# I have an idea



## cchipman (Oct 7, 2010)

OK, so with this new litter of pups, and seeing all of your pups, I am getting real excited about the babies growing and changing. I already posted pics of their mommy and daddy as pups and full grown, now it's your turn. If you have pics of your baby as a pup, please post it along with a pic of them all grown up. And since we are a multi-breed household, as I imagine many of you are, if the moderators say it's ok, maybe they will allow all breeds to be posted just for fun to see just how drastic they can change.

If you missed the original post, I will post them again. I will do the same with our other babies when I get a chance, but I just did these two because of their pups. My mother wants one, but she thinks she can just order up what she wants - applehead, long hair, good personality, not too big (geez mom, this isn't Burger King, you can't order it your way!)

Here is my Lizzie









And my Jack









Sorry about the size, I tried to resize them


----------



## mooberry (Jan 31, 2011)

Lincoln and Bijoux



View attachment 6091
Lincoln 10 months

View attachment 6092
Lincoln 4 weeks

View attachment 6093
Bijoux 6 weeks

View attachment 6094
Bijoux 4 months


----------



## jesuschick (Dec 5, 2010)

My girls are not grown, so I am cheating a bit, but here goes:

Baby Ruby









10 month old Ruby









Baby Hope









10.5 month old Hope


----------



## cchipman (Oct 7, 2010)

Even still babies, they have changed a lot!


----------



## Charlotte~ (Apr 5, 2011)

This is Daisy when she was about 3 weeks old and one of the first photos I have of her.










And this is Daisy last week (at 4 1/2 months) with her 'broken' ears <3










You can see she's changed colour quite a lot. I liked her colour then, but I love the colour now so much more <3


----------



## CarrieAndCalista (Jul 22, 2011)

awesome thread!!







baby 8 weeks







11 months


----------



## CHITheresa (Apr 30, 2011)

Amberleah 6weeks








Amberleah 20 weeks


----------



## jazzman (Apr 8, 2009)

There was a 'Then and Now' thread that had a lot of photos in it.
For some reason I can't find it. The search function just says
'Then' and 'Now' are common terms and omitted from the search :-?
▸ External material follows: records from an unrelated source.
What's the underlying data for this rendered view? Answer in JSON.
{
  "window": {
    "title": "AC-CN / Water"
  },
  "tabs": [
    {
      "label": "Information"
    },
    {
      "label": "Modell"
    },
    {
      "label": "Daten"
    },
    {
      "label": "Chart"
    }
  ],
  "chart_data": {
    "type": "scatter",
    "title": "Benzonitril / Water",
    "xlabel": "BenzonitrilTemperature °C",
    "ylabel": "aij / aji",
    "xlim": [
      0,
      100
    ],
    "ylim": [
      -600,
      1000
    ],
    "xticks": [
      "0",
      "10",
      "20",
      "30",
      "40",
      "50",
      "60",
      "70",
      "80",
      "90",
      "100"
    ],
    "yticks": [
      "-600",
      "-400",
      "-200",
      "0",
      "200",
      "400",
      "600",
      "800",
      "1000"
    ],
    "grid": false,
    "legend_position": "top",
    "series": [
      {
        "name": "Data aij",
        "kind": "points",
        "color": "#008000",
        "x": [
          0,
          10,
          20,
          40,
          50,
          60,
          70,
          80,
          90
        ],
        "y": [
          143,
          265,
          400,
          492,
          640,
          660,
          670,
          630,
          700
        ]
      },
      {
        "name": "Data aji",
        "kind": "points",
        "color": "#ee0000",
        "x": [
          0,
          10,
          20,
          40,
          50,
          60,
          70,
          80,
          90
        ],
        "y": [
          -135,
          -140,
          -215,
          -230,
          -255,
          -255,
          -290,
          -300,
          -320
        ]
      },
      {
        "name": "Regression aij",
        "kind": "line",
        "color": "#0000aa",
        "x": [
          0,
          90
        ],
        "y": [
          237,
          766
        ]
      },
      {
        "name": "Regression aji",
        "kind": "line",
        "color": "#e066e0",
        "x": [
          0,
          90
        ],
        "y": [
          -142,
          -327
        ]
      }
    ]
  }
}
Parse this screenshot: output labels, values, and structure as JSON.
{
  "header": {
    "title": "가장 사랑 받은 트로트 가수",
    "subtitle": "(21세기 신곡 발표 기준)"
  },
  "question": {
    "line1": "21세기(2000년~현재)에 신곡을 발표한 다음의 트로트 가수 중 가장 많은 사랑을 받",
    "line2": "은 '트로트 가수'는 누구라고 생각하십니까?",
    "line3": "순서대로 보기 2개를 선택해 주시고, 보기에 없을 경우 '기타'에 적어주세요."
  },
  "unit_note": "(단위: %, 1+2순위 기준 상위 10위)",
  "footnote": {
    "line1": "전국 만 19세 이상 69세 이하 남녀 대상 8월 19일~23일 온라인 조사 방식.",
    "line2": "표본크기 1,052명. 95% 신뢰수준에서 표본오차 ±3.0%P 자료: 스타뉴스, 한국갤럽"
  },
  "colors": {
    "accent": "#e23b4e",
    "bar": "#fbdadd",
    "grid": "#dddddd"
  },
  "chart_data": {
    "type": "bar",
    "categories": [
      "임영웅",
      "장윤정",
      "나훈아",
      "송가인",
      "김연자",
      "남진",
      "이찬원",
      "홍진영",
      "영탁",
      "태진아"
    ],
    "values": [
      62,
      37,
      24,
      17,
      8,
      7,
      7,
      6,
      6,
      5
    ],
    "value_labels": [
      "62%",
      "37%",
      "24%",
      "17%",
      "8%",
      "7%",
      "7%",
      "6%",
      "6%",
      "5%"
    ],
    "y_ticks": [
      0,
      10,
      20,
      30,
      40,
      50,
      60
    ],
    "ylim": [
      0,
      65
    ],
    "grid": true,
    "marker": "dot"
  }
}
Does anyone know where that is ?


----------



## TLI (Sep 3, 2008)

Chance at 8 weeks:










Chance at 10 weeks:



















Chance at 14 weeks:










Chance now at almost 4 years old. You can see he still loves sleeping on his back. :lol:


----------



## SuperMomX4 (Jun 15, 2011)




----------



## 20887 (Mar 16, 2011)

Lion 8-10 weeks









Lion 11 months









Penny 9 weeks









Penny 5 months


----------



## vicsta55 (Apr 20, 2011)

i just love all of their transformations.


----------



## SuperMomX4 (Jun 15, 2011)

vicsta55 said:


> i just love all of their transformations.



Me too! Keep 'em comin.


----------



## nabi (Nov 25, 2004)

Izzy...around 10 weeks old









now 3 yrs old










Zari...about 6 weeks old










now 1 yr old










Bella...8 1/2 yrs old...quite bored with the whole subject...( we got her as an adult so no baby pics of her


----------



## CarrieAndCalista (Jul 22, 2011)

wow, i am loving all of these pics!!!


----------



## TLI (Sep 3, 2008)

I lost almost all of Lexie's baby pics in a crashed hard drive, so this is the only one I have. She is about 14 weeks here:










4 1/2 years old:


----------



## jesuschick (Dec 5, 2010)

These pictures are great! Really is fun for those of us with little ones still to see the grown up transformations. Thanks!!


----------



## TLI (Sep 3, 2008)

Gia's homecoming at 17 weeks old:



















Gia about 5 months old:










Gia at 7 months old:



















Gia at 3 1/2 years old:


----------



## TLI (Sep 3, 2008)

Jade at 13 weeks old:




























Jade at 2 1/2 years old:


----------



## grumblebee (Nov 1, 2010)

My Squiglet is now 10 months old... Here are a few pics of him growing: 

*Taken @ 3 days old:* 









*Taken @ 4 weeks old:*









*Taken @ 9 weeks old:*









*Squiglet (almost) all grown up!*









*(this one really shows his "heart" shaped spot that I just LOVE) *


----------



## cchipman (Oct 7, 2010)

I am loving all these pics of how much they change as they grow!


----------



## Rose of Love (Dec 1, 2010)

coco at 9 weeks (the morning afer when we got her)










here smiling at 11 months


----------



## tonya_bella (Mar 30, 2011)

View attachment 6098


View attachment 6099

1st pic bell @ 12 weeks 2nd pic bell @7months


----------



## tonya_bella (Mar 30, 2011)

i cant put cleo on here coz she's only a puppy..lovely seeing how much they change,i cant believe how much bell has changed,i didnt notice it until i look at her pics


----------



## LostLakeLua (Sep 6, 2009)

Awww they're so cute. My one friends boyfriend has a theory that whenever us women see anything that's tiny 'n cute, we must immediately start talking/squealing very quickly in a high pitched voice that only we understand.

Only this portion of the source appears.